Et ce fut de nouveau la bataille avec la brousse, les rapides, les cols infranchissables et les porteurs indociles. Mais son véritable calvaire se trouvait moins dans les aléas du voyage que dans cette infirmité éternelle à laquelle la nature l'avait condamné : son incapacité à trouver le sommeil.
Il avait compris depuis la France que ses principales armes seraient la ruse et la patience. Ici, il fallait ruser avec tout : le climat, la nature et surtout les hommes.
Il avait calculé qu'il lui fallait cinq semaines pour rallier Timbo. Ce qui était parfaitement réalisable avec des étapes de vingt kilomètres par jour et un maximum de vingt à vingt-cinq kilos par porteur.
Il avait inclus dans ce temps tous les impondérables : la sournoiserie des habitants, les caprices des princes, les aléas du ravitaillement, les défections des porteurs (qu'il valait mieux renouveler à chaque étape), les coliques et les crises de palu.
Le relief accidenté ne facilitait pas la marche. Il arrivait que les torrents emportent des hommes et que les montures sombrent dans les précipices à la même vitesse que les gravillons. Il faisait plutôt frais sur ces hauteurs, il fallait néanmoins attendre que le soleil de midi baisse pour affronter les sommets les plus ardus. Et il n'y avait rien de pire pour une caravane que l'attente en pleine brousse.

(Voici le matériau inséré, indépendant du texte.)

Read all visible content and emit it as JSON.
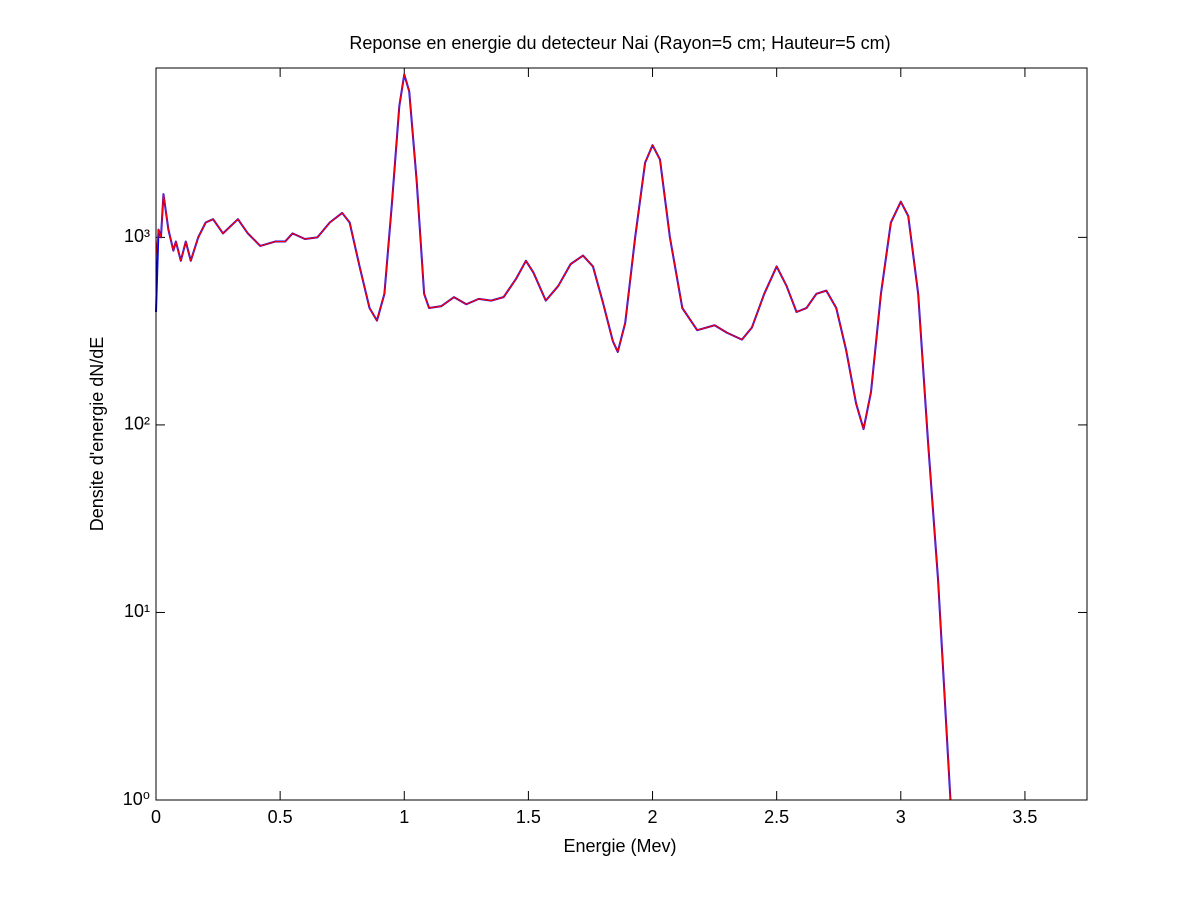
{
  "chart_data": {
    "type": "line",
    "title": "Reponse en energie du detecteur Nai (Rayon=5 cm; Hauteur=5 cm)",
    "x_label": "Energie (Mev)",
    "y_label": "Densite d'energie dN/dE",
    "log_y": true,
    "grid": false,
    "xlim": [
      0,
      3.75
    ],
    "xticks": [
      0,
      0.5,
      1,
      1.5,
      2,
      2.5,
      3,
      3.5
    ],
    "ylim": [
      1,
      8000
    ],
    "yticks": [
      {
        "value": 1,
        "label": "10⁰"
      },
      {
        "value": 10,
        "label": "10¹"
      },
      {
        "value": 100,
        "label": "10²"
      },
      {
        "value": 1000,
        "label": "10³"
      }
    ],
    "x": [
      0,
      0.01,
      0.02,
      0.03,
      0.05,
      0.07,
      0.08,
      0.1,
      0.12,
      0.14,
      0.17,
      0.2,
      0.23,
      0.27,
      0.33,
      0.37,
      0.42,
      0.48,
      0.52,
      0.55,
      0.6,
      0.65,
      0.7,
      0.75,
      0.78,
      0.82,
      0.86,
      0.89,
      0.92,
      0.95,
      0.98,
      1.0,
      1.02,
      1.05,
      1.08,
      1.1,
      1.15,
      1.2,
      1.25,
      1.3,
      1.35,
      1.4,
      1.45,
      1.49,
      1.52,
      1.57,
      1.62,
      1.67,
      1.72,
      1.76,
      1.8,
      1.84,
      1.86,
      1.89,
      1.93,
      1.97,
      2.0,
      2.03,
      2.07,
      2.12,
      2.18,
      2.25,
      2.3,
      2.36,
      2.4,
      2.45,
      2.5,
      2.54,
      2.58,
      2.62,
      2.66,
      2.7,
      2.74,
      2.78,
      2.82,
      2.85,
      2.88,
      2.92,
      2.96,
      3.0,
      3.03,
      3.07,
      3.11,
      3.15,
      3.2
    ],
    "series": [
      {
        "color": "#0000ff",
        "values": [
          400,
          1100,
          1000,
          1700,
          1100,
          850,
          950,
          750,
          950,
          750,
          1000,
          1200,
          1250,
          1050,
          1250,
          1050,
          900,
          950,
          950,
          1050,
          980,
          1000,
          1200,
          1350,
          1200,
          700,
          420,
          360,
          500,
          1500,
          5000,
          7400,
          6000,
          2000,
          500,
          420,
          430,
          480,
          440,
          470,
          460,
          480,
          600,
          750,
          650,
          460,
          550,
          720,
          800,
          700,
          450,
          280,
          245,
          350,
          1000,
          2500,
          3100,
          2600,
          1000,
          420,
          320,
          340,
          310,
          285,
          330,
          500,
          700,
          550,
          400,
          420,
          500,
          520,
          420,
          250,
          130,
          95,
          150,
          500,
          1200,
          1550,
          1300,
          500,
          80,
          15,
          1
        ]
      },
      {
        "color": "#ff0000",
        "values": [
          800,
          1100,
          1000,
          1700,
          1100,
          850,
          950,
          750,
          950,
          750,
          1000,
          1200,
          1250,
          1050,
          1250,
          1050,
          900,
          950,
          950,
          1050,
          980,
          1000,
          1200,
          1350,
          1200,
          700,
          420,
          360,
          500,
          1500,
          5000,
          7400,
          6000,
          2000,
          500,
          420,
          430,
          480,
          440,
          470,
          460,
          480,
          600,
          750,
          650,
          460,
          550,
          720,
          800,
          700,
          450,
          280,
          245,
          350,
          1000,
          2500,
          3100,
          2600,
          1000,
          420,
          320,
          340,
          310,
          285,
          330,
          500,
          700,
          550,
          400,
          420,
          500,
          520,
          420,
          250,
          130,
          95,
          150,
          500,
          1200,
          1550,
          1300,
          500,
          80,
          15,
          1
        ]
      }
    ]
  }
}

C'est à ces moments-là que tous les malheurs arrivaient : les vols, les révoltes, les bagarres, la baisse de la volonté et l'engourdissement des jambes, les morsures des vipères et des scorpions. Mais tout cela était supportable. Son moral s'y était longuement préparé et, pour ce qui était du physique, il était plutôt bien équipé.
Chez les Olivier, on naissait costaud avec une taille de bambou, une ossature de cheval et une puissance de locomotive. On inculquait très tôt le goût de l'effort. A la pension d'Oullins, les dominicains lui avaient appris la rigueur des mathématiques, et les règles d'or de l'austérité et de la privation. Dans les longues randonnées avec l'abbé Garnier, il avait pris tous les risques qu'un gamin de son âge pouvait prendre.
Autant qu'il s'en souvenait, il avait toujours heurté les précipices et senti l'haleine de la mort souffler sur son visage. Il n'avait pas grandi, à vrai dire, il avait dû ressusciter, à chaque fois, pour passer d'un âge à un autre. Et cela avait commencé presque au berceau. Il n'avait que huit ans et il se promenait avec lui sur le pont Saint-Jean, ce maudit jour où les révolutionnaires de 1848 avaient jeté son père dans la Saône. Ses petits yeux de gamin l'avaient vu disparaître sous les flots en même temps que les fondements du monde et le sens de l'existence. Cela avait duré une petite éternité et puis, les gardes partis, l'auteur de ses jours, après quelques brasses, était réapparu de l'autre côté du pont, sans dire un mot et sans même prendre la peine de raconter l'incident, le soir, autour de la soupe familiale.
Voilà ce qu'il avait retenu de cette leçon muette :

« Ça n'a rien d'extraordinaire, mourir ; renaître de ses cendres, non plus ! »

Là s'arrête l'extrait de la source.